Par Maxime DELOUVEE, Doctorant en Droit
Salarié de la Fondation individualisé Recherche – Fondation John BOST.point d'interrogation,vecteur

 

« Décryptage : l’affaire Lambert passe en clair ? »

Télévisions, radios, journaux, internet : l’affaire Vincent LAMBERT passionne les médias[1] et interroge les acteurs (professionnels, familles, résidents) des secteurs sanitaire et médico-social ! Vous avez pu très certainement voir, écouter ou lire cette actualité qui pourquoi pas, pourrait ou pourra impacter votre quotidien.

Les réactions, les critiques, les revendications ne manquent pas autour de ce sujet. On parle d’euthanasie, d’ingérence du juge et du droit dans la décision médicale, d’atteinte à la dignité, de la loi Léonetti, Etc.… Alors comment faire la part des choses entre les revendications, les informations ou les critiques ? Entre les questions juridiques, politiques ou éthiques ? Enfin, cette affaire changera-t-elle réellement le quotidien d’une institution confrontée à des questionnements similaires ?

Ces courts propos n’ont pas la prétention de proposer une réponse générale applicable à toutes les situations de fin de vie ! La fin de vie est avant tout la question d’individus, de personnes, d’humains considérés dans leurs individualités, leurs subjectivités, leurs particularités. Généraliser une réponse sur ces questions serait d’ailleurs dangereux. L’Histoire nous a démontré que des solutions absolues sans interrogations perpétuelles, sur ses actes, ses actions créaient des systèmes totalitaires où l’eugénisme[2] « de masse » est alors inévitable !

L’objet principal de ce « décryptage de l’affaire Lambert » est de vous donner une information « claire, loyale et appropriée » sur cette actualité qui peut être appréhendée comme une question relevant du domaine du droit (mais aussi de l’éthique). L’objet secondaire sera peut-être de vous montrer en définitive que le droit n’est qu’un moyen pour trouver des réponses à ces questions. Il n’apporte pas une réponse donnée mais offre la possibilité à des acteurs, des personnes, de décider !

Dans cette affaire, la question de la décision est centrale et explique pourquoi une famille se déchire pour savoir qui est le plus légitime à décider en lieu et place d’un individu dans l’incapacité d’exprimer sa/ses volonté(s).
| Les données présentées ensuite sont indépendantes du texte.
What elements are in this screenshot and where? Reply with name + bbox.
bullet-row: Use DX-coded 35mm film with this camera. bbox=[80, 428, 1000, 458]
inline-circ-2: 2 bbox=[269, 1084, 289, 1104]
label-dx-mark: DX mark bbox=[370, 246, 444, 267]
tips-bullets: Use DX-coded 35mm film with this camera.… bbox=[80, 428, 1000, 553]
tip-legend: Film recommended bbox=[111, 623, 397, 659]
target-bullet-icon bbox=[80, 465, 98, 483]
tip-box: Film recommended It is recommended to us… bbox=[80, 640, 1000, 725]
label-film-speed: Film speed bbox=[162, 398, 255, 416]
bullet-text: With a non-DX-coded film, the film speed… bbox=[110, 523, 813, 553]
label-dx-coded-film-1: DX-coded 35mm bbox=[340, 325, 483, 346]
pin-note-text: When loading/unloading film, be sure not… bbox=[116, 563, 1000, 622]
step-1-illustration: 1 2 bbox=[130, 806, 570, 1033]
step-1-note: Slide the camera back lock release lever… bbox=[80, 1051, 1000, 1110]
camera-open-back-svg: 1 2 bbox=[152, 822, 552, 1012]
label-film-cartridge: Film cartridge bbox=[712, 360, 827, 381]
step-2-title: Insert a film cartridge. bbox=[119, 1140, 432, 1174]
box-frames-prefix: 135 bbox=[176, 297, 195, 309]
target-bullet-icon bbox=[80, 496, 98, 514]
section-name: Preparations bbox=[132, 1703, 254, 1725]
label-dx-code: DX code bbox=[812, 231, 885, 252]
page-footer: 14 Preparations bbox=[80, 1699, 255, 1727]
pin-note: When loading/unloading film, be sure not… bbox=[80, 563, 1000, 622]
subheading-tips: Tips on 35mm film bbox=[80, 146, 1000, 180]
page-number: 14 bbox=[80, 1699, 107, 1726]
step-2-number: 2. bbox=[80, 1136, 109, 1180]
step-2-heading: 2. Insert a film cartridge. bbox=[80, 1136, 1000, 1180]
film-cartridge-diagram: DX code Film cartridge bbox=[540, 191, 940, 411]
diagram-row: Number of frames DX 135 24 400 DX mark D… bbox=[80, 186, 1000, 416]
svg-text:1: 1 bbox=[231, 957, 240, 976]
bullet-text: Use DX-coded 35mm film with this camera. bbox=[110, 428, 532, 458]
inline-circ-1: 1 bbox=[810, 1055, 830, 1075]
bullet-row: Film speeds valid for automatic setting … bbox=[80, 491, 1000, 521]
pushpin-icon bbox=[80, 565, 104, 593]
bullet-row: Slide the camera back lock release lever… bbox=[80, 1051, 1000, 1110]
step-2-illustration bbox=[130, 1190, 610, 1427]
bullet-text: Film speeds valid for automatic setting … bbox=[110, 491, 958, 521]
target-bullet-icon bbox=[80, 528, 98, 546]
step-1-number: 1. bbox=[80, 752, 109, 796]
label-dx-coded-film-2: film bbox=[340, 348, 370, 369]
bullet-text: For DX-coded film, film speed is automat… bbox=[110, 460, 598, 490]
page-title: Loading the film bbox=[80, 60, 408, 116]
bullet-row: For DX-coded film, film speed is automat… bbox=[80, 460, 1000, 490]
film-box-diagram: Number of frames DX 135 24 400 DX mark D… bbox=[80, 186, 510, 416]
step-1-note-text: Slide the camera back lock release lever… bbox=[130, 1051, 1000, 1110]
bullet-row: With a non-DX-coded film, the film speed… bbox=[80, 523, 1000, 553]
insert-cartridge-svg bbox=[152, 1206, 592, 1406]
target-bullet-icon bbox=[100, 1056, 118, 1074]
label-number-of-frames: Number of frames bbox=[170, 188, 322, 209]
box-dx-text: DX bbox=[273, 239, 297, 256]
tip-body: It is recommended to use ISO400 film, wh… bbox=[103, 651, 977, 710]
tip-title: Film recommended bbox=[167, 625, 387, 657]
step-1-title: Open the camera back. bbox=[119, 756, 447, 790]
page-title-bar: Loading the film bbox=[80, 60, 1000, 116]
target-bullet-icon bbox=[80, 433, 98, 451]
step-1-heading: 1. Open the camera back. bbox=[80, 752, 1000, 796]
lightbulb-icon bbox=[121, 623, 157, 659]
En effet, M. Lambert, victime d’un accident de la circulation, est dans une situation de coma pauci-relationnel[3] (depuis 2008). Il est alimenté et hydraté par sonde. Suite à une réflexion de l’équipe de soins à laquelle est associée l’épouse du patient, un arrêt des suppléances vitales (hydratation et nourriture) est décidé. Écartés du processus de décision, les parents, frère et demi-frère de M. Lambert saisissent le juge des référés. Ils estiment que le non-respect des procédures mises en place par la loi de 2005 dite loi Léonetti[4], crée une situation d’urgence et porte une atteinte grave à une liberté fondamentale : le droit au respect de la vie privée[5].

Vous avez déjà connu la procédure dite de référé dans les médias : C’était le cas dans l’affaire « Dieudonné versus Manuel Valls ». Dans ce type de procédure, 2 juges interviennent : Le juge des référés[6] et éventuellement le ou les juges du Conseil d’État[7].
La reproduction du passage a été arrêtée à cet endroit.